It's said Alfred Hitchcock wanted his tombstone to read, "You see what will happen if you are a bad boy." The same stone could adorn "Ethan Frome," a film on unrelieved dreariness in which love is erased by its worst enemy, irony. This is the kind of movie they used to show us in high school English class, where it gave literature a bad name.
The literature in this case is a 1911 novella by Edith Wharton (1862-1937), who set her story in a bleak New England village. A young minister, new in town, is struck by the sight of Ethan Frome limping awkwardly through the snow. He hires Frome for his driver, but discovers next to nothing about him until one day when he is invited into Frome's house and glimpses what he thinks is Frome's wife, an invalid, in the next room.
It is not that simple. As Mrs. Hale, the local landlady, retails old scandals to the Rev. Smith, we see in flashback a doomed love story. Many years earlier, Frome (Liam Neeson) married an older local woman (Joan Allen), who grew cranky and bitter, and was a martyr to her hypochondria. Frome labored to wrest a living from the hard land, and was relieved when a young cousin, Mattie (Patricia Arquette), came to work and live with them.
It is clear to us, and soon enough to Frome, that Mattie likes him.
Frome is at first too conventional, and too dominated by his wife, to make a move. But finally, after a church dance, he realizes he has lost his heart to her, and they fall in love. They even, in fact, spend one evening in perfect happiness, before the avenging Mrs. Frome banishes the girl from the farm.

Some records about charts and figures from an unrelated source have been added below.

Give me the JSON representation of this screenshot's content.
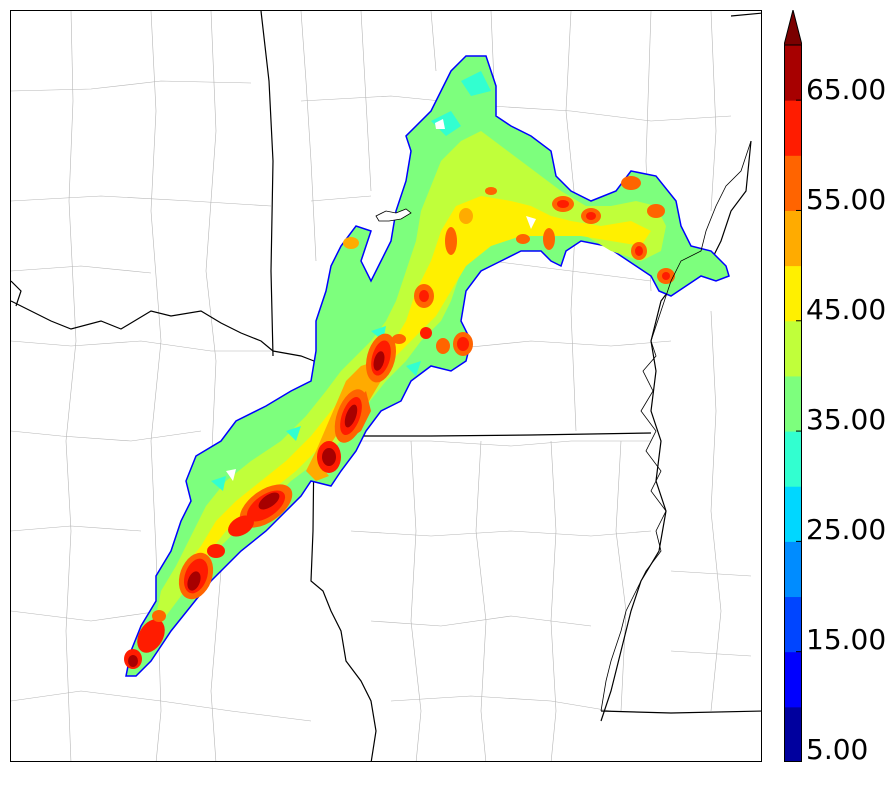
{
  "colorbar": {
    "tick_labels": [
      "5.00",
      "15.00",
      "25.00",
      "35.00",
      "45.00",
      "55.00",
      "65.00"
    ],
    "min": 5,
    "max": 70,
    "extend": "max",
    "levels": [
      5,
      10,
      15,
      20,
      25,
      30,
      35,
      40,
      45,
      50,
      55,
      60,
      65,
      70
    ],
    "colors": [
      "#00009e",
      "#0000ff",
      "#0045ff",
      "#008cff",
      "#00d7ff",
      "#32ffd0",
      "#7dff7d",
      "#c0ff3a",
      "#fff000",
      "#ffab00",
      "#ff6400",
      "#ff1c00",
      "#a70000",
      "#7a0000"
    ]
  },
  "map": {
    "field_colors": {
      "outline": "#0000ff",
      "low": "#32ffd0",
      "mid": "#7dff7d",
      "mid_high": "#c0ff3a",
      "high": "#fff000",
      "orange": "#ffab00",
      "red_orange": "#ff6400",
      "red": "#ff1c00",
      "dark_red": "#a70000"
    },
    "border_color": "#000000",
    "county_color": "#b5b5b5"
  }
}
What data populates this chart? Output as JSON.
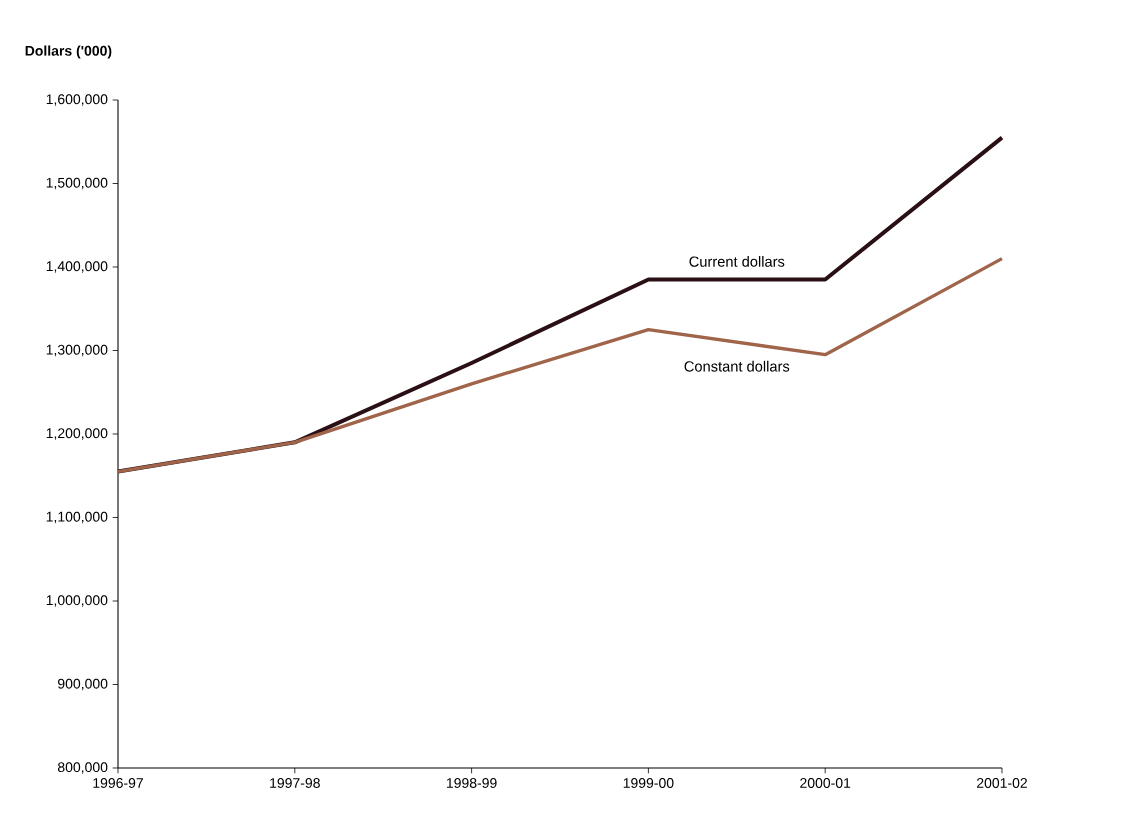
{
  "chart_data": {
    "type": "line",
    "ylabel": "Dollars ('000)",
    "categories": [
      "1996-97",
      "1997-98",
      "1998-99",
      "1999-00",
      "2000-01",
      "2001-02"
    ],
    "series": [
      {
        "name": "Current dollars",
        "color": "#2a1014",
        "values": [
          1155000,
          1190000,
          1285000,
          1385000,
          1385000,
          1555000
        ]
      },
      {
        "name": "Constant dollars",
        "color": "#a0644a",
        "values": [
          1155000,
          1190000,
          1260000,
          1325000,
          1295000,
          1410000
        ]
      }
    ],
    "ylim": [
      800000,
      1600000
    ],
    "yticks": [
      {
        "value": 800000,
        "label": "800,000"
      },
      {
        "value": 900000,
        "label": "900,000"
      },
      {
        "value": 1000000,
        "label": "1,000,000"
      },
      {
        "value": 1100000,
        "label": "1,100,000"
      },
      {
        "value": 1200000,
        "label": "1,200,000"
      },
      {
        "value": 1300000,
        "label": "1,300,000"
      },
      {
        "value": 1400000,
        "label": "1,400,000"
      },
      {
        "value": 1500000,
        "label": "1,500,000"
      },
      {
        "value": 1600000,
        "label": "1,600,000"
      }
    ]
  }
}
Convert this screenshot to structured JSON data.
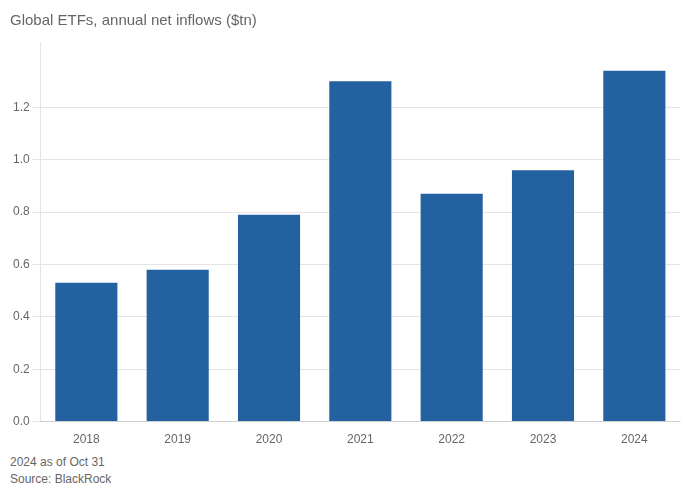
{
  "chart_data": {
    "type": "bar",
    "title": "Global ETFs, annual net inflows ($tn)",
    "categories": [
      "2018",
      "2019",
      "2020",
      "2021",
      "2022",
      "2023",
      "2024"
    ],
    "values": [
      0.53,
      0.58,
      0.79,
      1.3,
      0.87,
      0.96,
      1.34
    ],
    "color": "#2461a0",
    "ylim": [
      0,
      1.45
    ],
    "yticks": [
      {
        "value": 0,
        "label": "0.0"
      },
      0.2,
      0.4,
      0.6,
      0.8,
      {
        "value": 1.0,
        "label": "1.0"
      },
      1.2
    ],
    "grid": true,
    "annotations": [
      "2024 as of Oct 31",
      "Source: BlackRock"
    ]
  }
}
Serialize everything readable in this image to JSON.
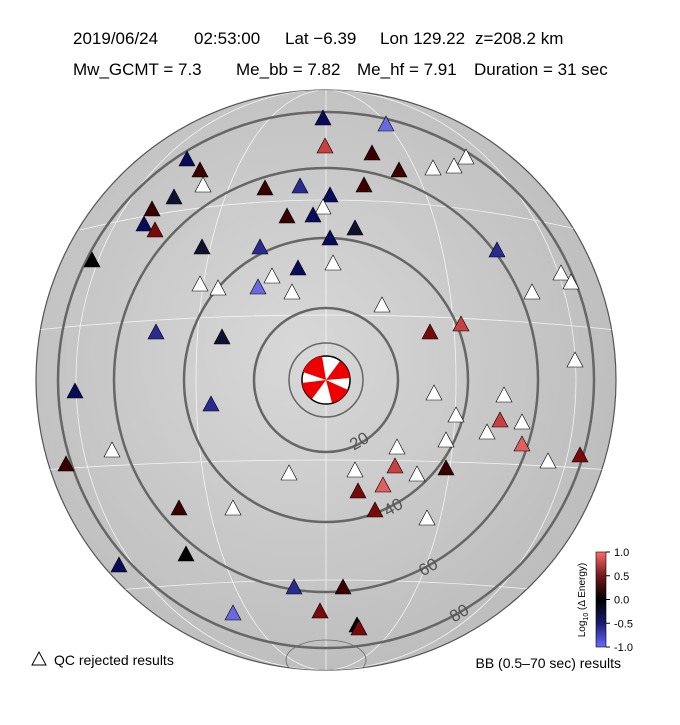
{
  "header": {
    "line1": [
      "2019/06/24",
      "02:53:00",
      "Lat −6.39",
      "Lon 129.22",
      "z=208.2 km"
    ],
    "line2": [
      "Mw_GCMT = 7.3",
      "Me_bb = 7.82",
      "Me_hf = 7.91",
      "Duration = 31 sec"
    ]
  },
  "distance_labels": [
    "20",
    "40",
    "60",
    "80"
  ],
  "legend": {
    "rejected": "QC rejected results",
    "results": "BB (0.5–70 sec) results"
  },
  "colorbar": {
    "label": "Log",
    "label_sub": "10",
    "label_rest": " (Δ Energy)",
    "lim": [
      -1,
      1
    ],
    "ticks": [
      {
        "value": 1,
        "label": "1.0"
      },
      0.5,
      {
        "value": 0,
        "label": "0.0"
      },
      -0.5,
      {
        "value": -1,
        "label": "-1.0"
      }
    ]
  }
}
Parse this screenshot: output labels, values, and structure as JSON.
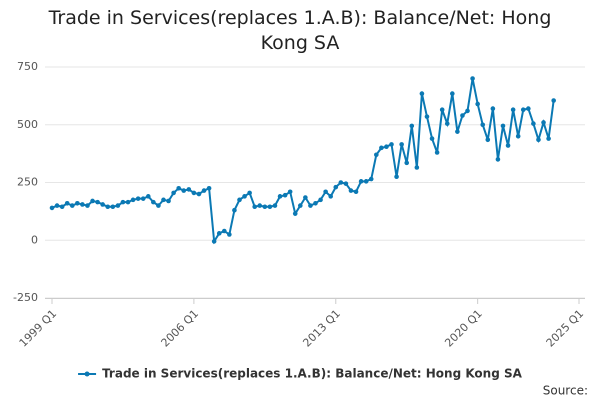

And then, in a famous scene that had great popularity at the time of the book's first publication, Ethan and Mattie are punished for daring to be happy, and their brief moment of paradise turns into a lifetime of penance.
As a novel, Ethan Frome can grow on you, because of Wharton's quiet passion. This movie version, however, doesn't find a cinematic equivalent of Wharton's style, trusting that the story and the acting will interest us. The problem is that the story, simply as a story, is a forlorn and cheerless morality tale. We drag our feet on the way out of the theater or make unkind jokes about poor Ethan.
Neeson, in the title role, is an effective actor who in movies as different as "Darkman" and "Husbands And Wives" has shown a wry intelligence.
Here he is defeated by his hapless character. The characters in "Ethan Frome" have different values and options than modern characters - or most of the members of a typical movie audience - but that isn't a problem if the filmmakers give those values weight and importance. Somehow "Ethan Frome" seems more acted against than acting, more of a passive victim of his own mopery than a tragic hero.
The overall tone of the movie, directed by John Madden, is reverent - too reverent. He seems to feel that the source material speaks for itself, as if an audience would be impressed by the story simply because Wharton took it seriously enough to tell it. But Madden doesn't give us a reason to see the movie instead of reading the book, and "Ethan Frome" is a very long slog through grim pastures.